The listening was done by placing the auditor at a distance of about 1.5m from the tweeter, with one ear facing the source. The distance of 1.5m is a compromise: closer, we would find ourselves in a situation of near-field (pressure/speed balance not established), further, and bearing in mind the dimensions of our listening room, we could be disturbed by reflections from the walls.
We can thus describe the results of this manipulation: 20 milliseconds to 5 milliseconds, the ear can disassociate the two impulsions perfectly. Below 5 milliseconds there is confusion; the signal appears to be a single impulse. Around 20 microseconds, (measured between the two rising edges of the impulses A and B) (Fig. 3) an unexpected phenomena appeared: the sound became muffled. This phenomena becomes more apparent if we increase the level of excitement of the tweeter.


At this point in the tests, it seems that we could show the advantages which we could have gained from a system capable of sound restitution with a temporal precision better than 20 microseconds, which is the limit for a system operating at sampling frequency of 48 kHz.

Second experiment
In order to be assured that this phenomena was not a side effect of our amplifier, we modified the experiment by injecting the impulses A and B to independent amplifiers and the outputs of the amplifiers both attack the same tweeter. The results of the tests with this new set-up led us to the same conclusion: to be able to discriminate two pulses up to 5 milliseconds and modification of the nature of the sound once we drop below the 20 microseconds barrier.

Third experiment
The conclusion could have seemed final, but while re-reading our notes on the measurements made in the harmonic domain, it occurred to us that, perhaps, the speaker could have provoked this phenomena. A new manipulation was thought up, which consisted in only using one pulse, amplified by a single amplifier, attacking two speakers side by side.

It was therefore possible to create two delayed pulses by simply moving the position of one of the speakers, 7.5mm corresponding to 20 microseconds delay.
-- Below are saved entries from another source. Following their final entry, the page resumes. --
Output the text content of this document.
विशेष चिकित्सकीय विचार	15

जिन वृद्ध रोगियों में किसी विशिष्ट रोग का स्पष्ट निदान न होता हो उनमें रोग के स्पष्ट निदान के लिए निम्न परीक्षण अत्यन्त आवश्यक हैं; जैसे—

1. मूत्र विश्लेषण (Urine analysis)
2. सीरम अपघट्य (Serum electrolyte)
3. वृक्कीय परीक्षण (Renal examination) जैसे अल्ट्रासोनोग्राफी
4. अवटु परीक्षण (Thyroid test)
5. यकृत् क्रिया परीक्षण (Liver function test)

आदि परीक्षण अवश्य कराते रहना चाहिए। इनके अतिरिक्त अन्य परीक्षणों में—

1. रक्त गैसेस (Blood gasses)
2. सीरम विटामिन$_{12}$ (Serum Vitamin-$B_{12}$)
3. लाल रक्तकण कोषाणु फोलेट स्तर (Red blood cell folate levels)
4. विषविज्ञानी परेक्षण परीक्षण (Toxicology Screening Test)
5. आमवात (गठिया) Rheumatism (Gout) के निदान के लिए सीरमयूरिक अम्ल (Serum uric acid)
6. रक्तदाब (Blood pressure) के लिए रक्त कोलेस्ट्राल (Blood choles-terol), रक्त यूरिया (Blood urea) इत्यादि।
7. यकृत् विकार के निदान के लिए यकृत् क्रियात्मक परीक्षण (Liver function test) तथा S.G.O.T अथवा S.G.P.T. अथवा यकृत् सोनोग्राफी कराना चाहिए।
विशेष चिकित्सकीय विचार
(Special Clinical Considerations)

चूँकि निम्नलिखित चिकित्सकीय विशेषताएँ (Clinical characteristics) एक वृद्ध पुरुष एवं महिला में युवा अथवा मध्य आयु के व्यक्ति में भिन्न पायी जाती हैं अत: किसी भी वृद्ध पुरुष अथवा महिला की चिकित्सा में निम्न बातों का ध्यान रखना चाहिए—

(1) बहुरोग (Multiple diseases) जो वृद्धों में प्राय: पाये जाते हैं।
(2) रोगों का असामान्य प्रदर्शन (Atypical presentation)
Below 50mm of the relative position of the tweeters, the difference in the level of the two pulses heard at a distance of 1.5 m should not trouble the experiment.
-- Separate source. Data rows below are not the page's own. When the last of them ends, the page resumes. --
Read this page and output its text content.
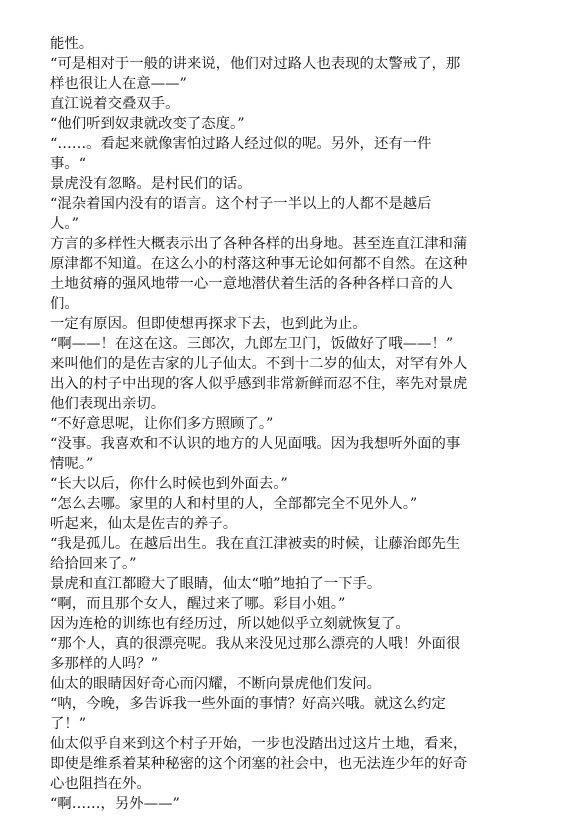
能性。
“可是相对于一般的讲来说，他们对过路人也表现的太警戒了，那
样也很让人在意——”
直江说着交叠双手。
“他们听到奴隶就改变了态度。”
“……。看起来就像害怕过路人经过似的呢。另外，还有一件
事。“
景虎没有忽略。是村民们的话。
“混杂着国内没有的语言。这个村子一半以上的人都不是越后
人。”
方言的多样性大概表示出了各种各样的出身地。甚至连直江津和蒲
原津都不知道。在这么小的村落这种事无论如何都不自然。在这种
土地贫瘠的强风地带一心一意地潜伏着生活的各种各样口音的人
们。
一定有原因。但即使想再探求下去，也到此为止。
“啊——！在这在这。三郎次，九郎左卫门，饭做好了哦——！”
来叫他们的是佐吉家的儿子仙太。不到十二岁的仙太，对罕有外人
出入的村子中出现的客人似乎感到非常新鲜而忍不住，率先对景虎
他们表现出亲切。
“不好意思呢，让你们多方照顾了。”
“没事。我喜欢和不认识的地方的人见面哦。因为我想听外面的事
情呢。”
“长大以后，你什么时候也到外面去。”
“怎么去哪。家里的人和村里的人，全部都完全不见外人。”
听起来，仙太是佐吉的养子。
“我是孤儿。在越后出生。我在直江津被卖的时候，让藤治郎先生
给拾回来了。”
景虎和直江都瞪大了眼睛，仙太“啪”地拍了一下手。
“啊，而且那个女人，醒过来了哪。彩目小姐。”
因为连枪的训练也有经历过，所以她似乎立刻就恢复了。
“那个人，真的很漂亮呢。我从来没见过那么漂亮的人哦！外面很
多那样的人吗？”
仙太的眼睛因好奇心而闪耀，不断向景虎他们发问。
“呐，今晚，多告诉我一些外面的事情？好高兴哦。就这么约定
了！”
仙太似乎自来到这个村子开始，一步也没踏出过这片土地，看来，
即使是维系着某种秘密的这个闭塞的社会中，也无法连少年的好奇
心也阻挡在外。
“啊……，另外——”
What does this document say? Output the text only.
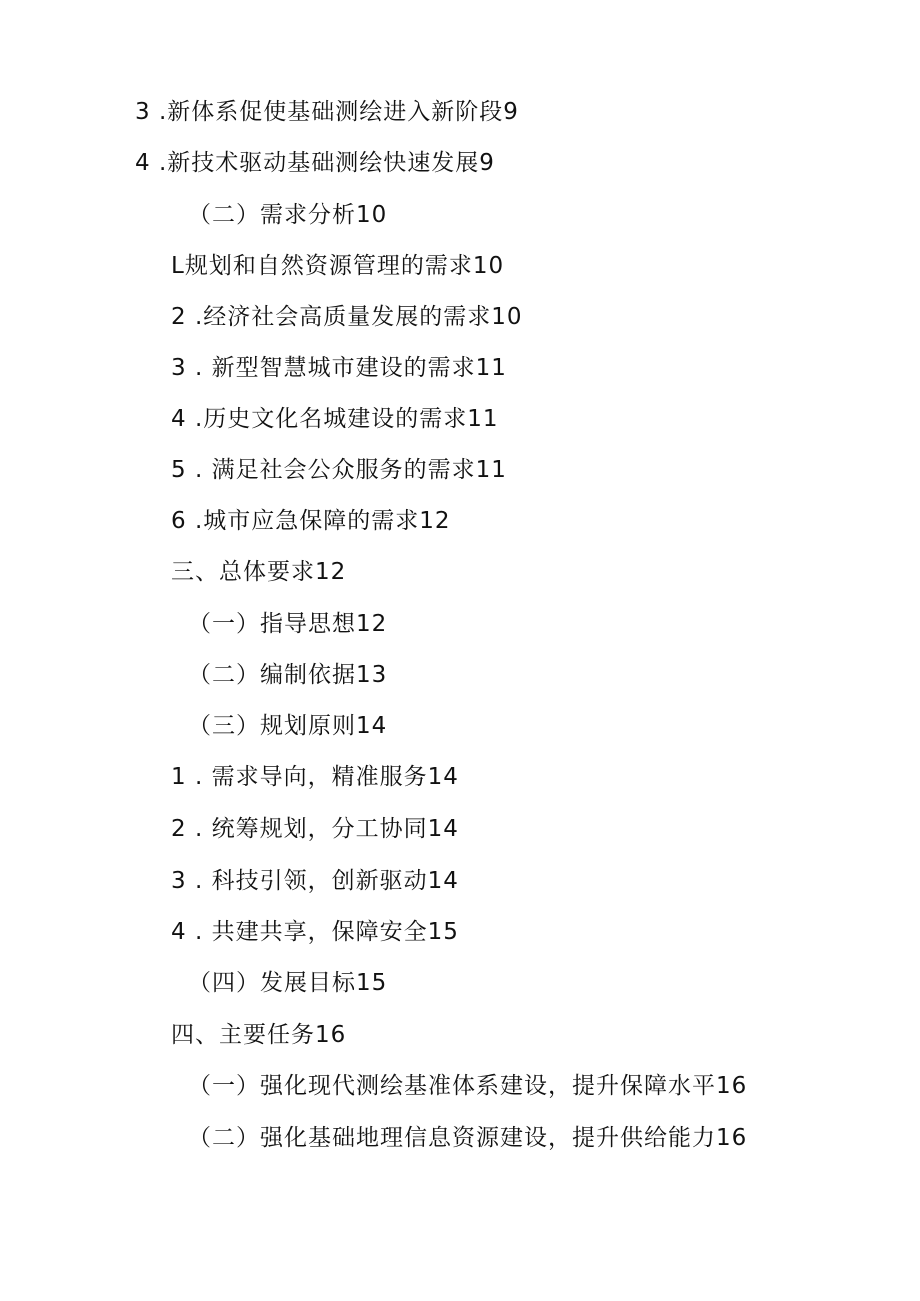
3 .新体系促使基础测绘进入新阶段9
4 .新技术驱动基础测绘快速发展9
（二）需求分析10
L规划和自然资源管理的需求10
2 .经济社会高质量发展的需求10
3 . 新型智慧城市建设的需求11
4 .历史文化名城建设的需求11
5 . 满足社会公众服务的需求11
6 .城市应急保障的需求12
三、总体要求12
（一）指导思想12
（二）编制依据13
（三）规划原则14
1 . 需求导向，精准服务14
2 . 统筹规划，分工协同14
3 . 科技引领，创新驱动14
4 . 共建共享，保障安全15
（四）发展目标15
四、主要任务16
（一）强化现代测绘基准体系建设，提升保障水平16
（二）强化基础地理信息资源建设，提升供给能力16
As soon as it was set up, it was tested and our suppositions were confirmed: the tweeter was the source of the phenomena. In this last experiment the progressive modification of the relative positions of the tweeters from 50mm to 0mm made no difference to the sound of the pulses. It is once again in the non-linearity of the materials used to build the tweeter where the explanation of phenomena observed in the first and second experiments lies.
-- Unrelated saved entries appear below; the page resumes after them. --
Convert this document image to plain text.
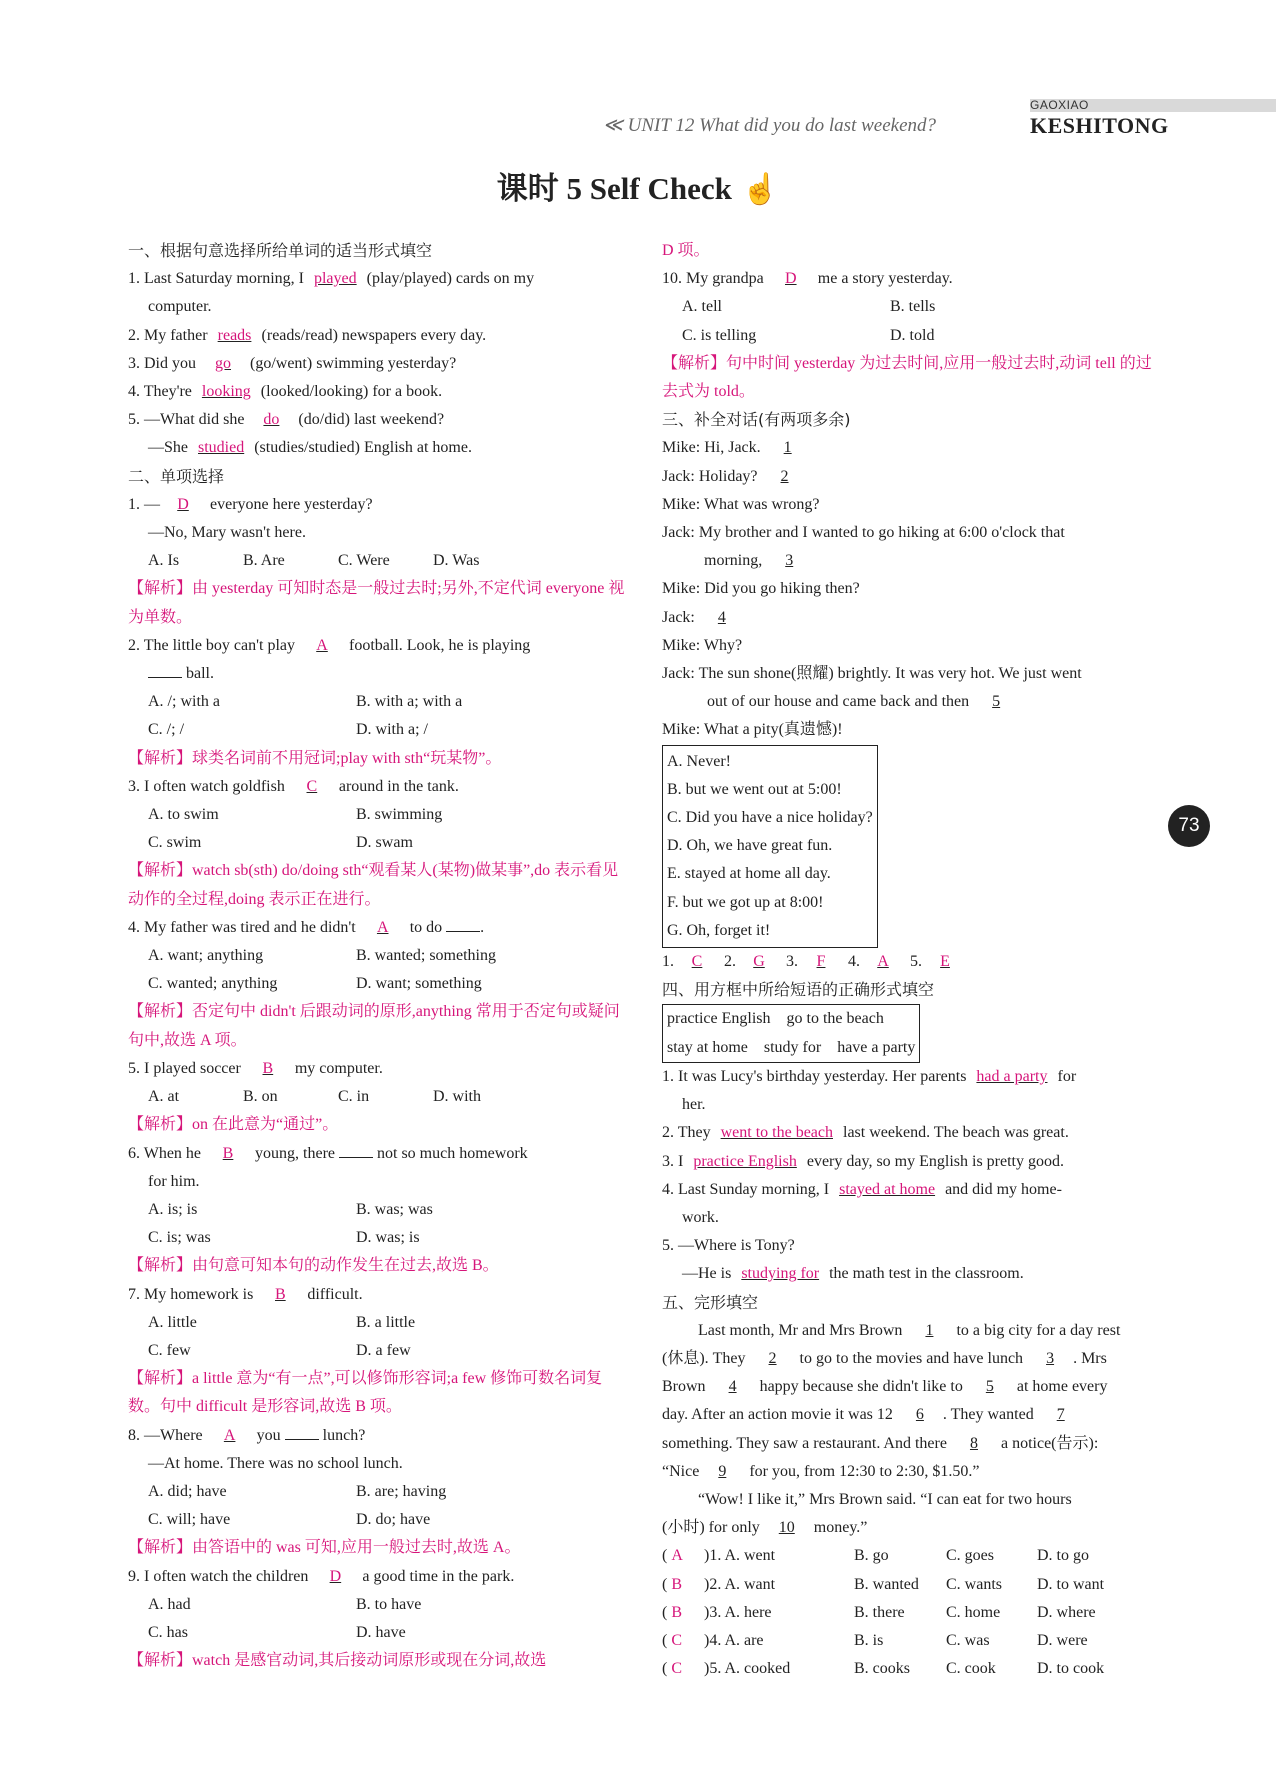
GAOXIAO
≪ UNIT 12 What did you do last weekend?	KESHITONG
课时 5 Self Check ☝
一、根据句意选择所给单词的适当形式填空
1. Last Saturday morning, I played (play/played) cards on my
computer.
2. My father reads (reads/read) newspapers every day.
3. Did you go (go/went) swimming yesterday?
4. They're looking (looked/looking) for a book.
5. —What did she do (do/did) last weekend?
—She studied (studies/studied) English at home.
二、单项选择
1. — D everyone here yesterday?
—No, Mary wasn't here.
A. Is	B. Are	C. Were	D. Was
【解析】由 yesterday 可知时态是一般过去时;另外,不定代词 everyone 视为单数。
2. The little boy can't play A football. Look, he is playing
ball.
A. /; with a	B. with a; with a
C. /; /	D. with a; /
【解析】球类名词前不用冠词;play with sth“玩某物”。
3. I often watch goldfish C around in the tank.
A. to swim	B. swimming
C. swim	D. swam
【解析】watch sb(sth) do/doing sth“观看某人(某物)做某事”,do 表示看见动作的全过程,doing 表示正在进行。
4. My father was tired and he didn't A to do .
A. want; anything	B. wanted; something
C. wanted; anything	D. want; something
【解析】否定句中 didn't 后跟动词的原形,anything 常用于否定句或疑问句中,故选 A 项。
5. I played soccer B my computer.
A. at	B. on	C. in	D. with
【解析】on 在此意为“通过”。
6. When he B young, there	not so much homework
for him.
A. is; is	B. was; was
C. is; was	D. was; is
【解析】由句意可知本句的动作发生在过去,故选 B。
7. My homework is B difficult.
A. little	B. a little
C. few	D. a few
【解析】a little 意为“有一点”,可以修饰形容词;a few 修饰可数名词复数。句中 difficult 是形容词,故选 B 项。
8. —Where A you	lunch?
—At home. There was no school lunch.
A. did; have	B. are; having
C. will; have	D. do; have
【解析】由答语中的 was 可知,应用一般过去时,故选 A。
9. I often watch the children D a good time in the park.
A. had	B. to have
C. has	D. have
【解析】watch 是感官动词,其后接动词原形或现在分词,故选
D 项。
10. My grandpa D me a story yesterday.
A. tell	B. tells
C. is telling	D. told
【解析】句中时间 yesterday 为过去时间,应用一般过去时,动词 tell 的过去式为 told。
三、补全对话(有两项多余)
Mike: Hi, Jack. 1
Jack: Holiday? 2
Mike: What was wrong?
Jack: My brother and I wanted to go hiking at 6:00 o'clock that
morning, 3
Mike: Did you go hiking then?
Jack: 4
Mike: Why?
Jack: The sun shone(照耀) brightly. It was very hot. We just went
out of our house and came back and then 5
Mike: What a pity(真遗憾)!
A. Never!
B. but we went out at 5:00!
C. Did you have a nice holiday?
D. Oh, we have great fun.
E. stayed at home all day.
F. but we got up at 8:00!
G. Oh, forget it!
1. C 2. G 3. F 4. A 5. E
四、用方框中所给短语的正确形式填空
practice English    go to the beach
stay at home    study for    have a party
1. It was Lucy's birthday yesterday. Her parents had a party for
her.
2. They went to the beach last weekend. The beach was great.
3. I practice English every day, so my English is pretty good.
4. Last Sunday morning, I stayed at home and did my home-
work.
5. —Where is Tony?
—He is studying for the math test in the classroom.
五、完形填空
Last month, Mr and Mrs Brown 1 to a big city for a day rest
(休息). They 2 to go to the movies and have lunch 3 . Mrs
Brown 4 happy because she didn't like to 5 at home every
day. After an action movie it was 12 6 . They wanted 7
something. They saw a restaurant. And there 8 a notice(告示):
“Nice 9 for you, from 12:30 to 2:30, $1.50.”
“Wow! I like it,” Mrs Brown said. “I can eat for two hours
(小时) for only 10 money.”
( A	)1. A. went	B. go	C. goes	D. to go
( B	)2. A. want	B. wanted	C. wants	D. to want
( B	)3. A. here	B. there	C. home	D. where
( C	)4. A. are	B. is	C. was	D. were
( C	)5. A. cooked	B. cooks	C. cook	D. to cook
73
Placing a measurement (B+K) microphone in the place of the auditor, we can clearly see the phenomena which appears when approaching the coincidence of the pulses in the first two experiments (Figure 6A, delay is 120 microsec. approx.; Figure 6B, delay is 50 microsec. approx.). However, we do not see it in the third.

Thanks to the non-linearity of the tweeter, figures 6 A/B show that during T2 appears low frequencies not present in the pulses. It is this trail which makes the "clap" sound muffled.

By integrating and performing an FFT (Fast Fourrier Transformation) on the signal, which represents the impulse response (we should say double impulse response) we should obtain a correlation with the observations noticed in the frequency domain as explained in the previous article (NAGRA NEWS #19)

Conclusion
Remember that the prosaic aim of these experiments was to demonstrate that it is preferable, to obtain an optimal acoustic quality, to record our works at 96 kHz sampling frequency rather than 48 kHz. However, the experiences described above, show that the only thing we managed to do is to bring to light the faults in the weakest elements in the listening chain, in this case the loudspeaker.

It seems therefore, that we should wait for an improvement in the transducers in order to benefit fully from the performances of a recording system operating at 96 kHz. As an addition to this conclusion I invite you to re-read the article «96 kHz Recording, a door to the future» which we published in NAGRA NEWS #14 (Dec.1996).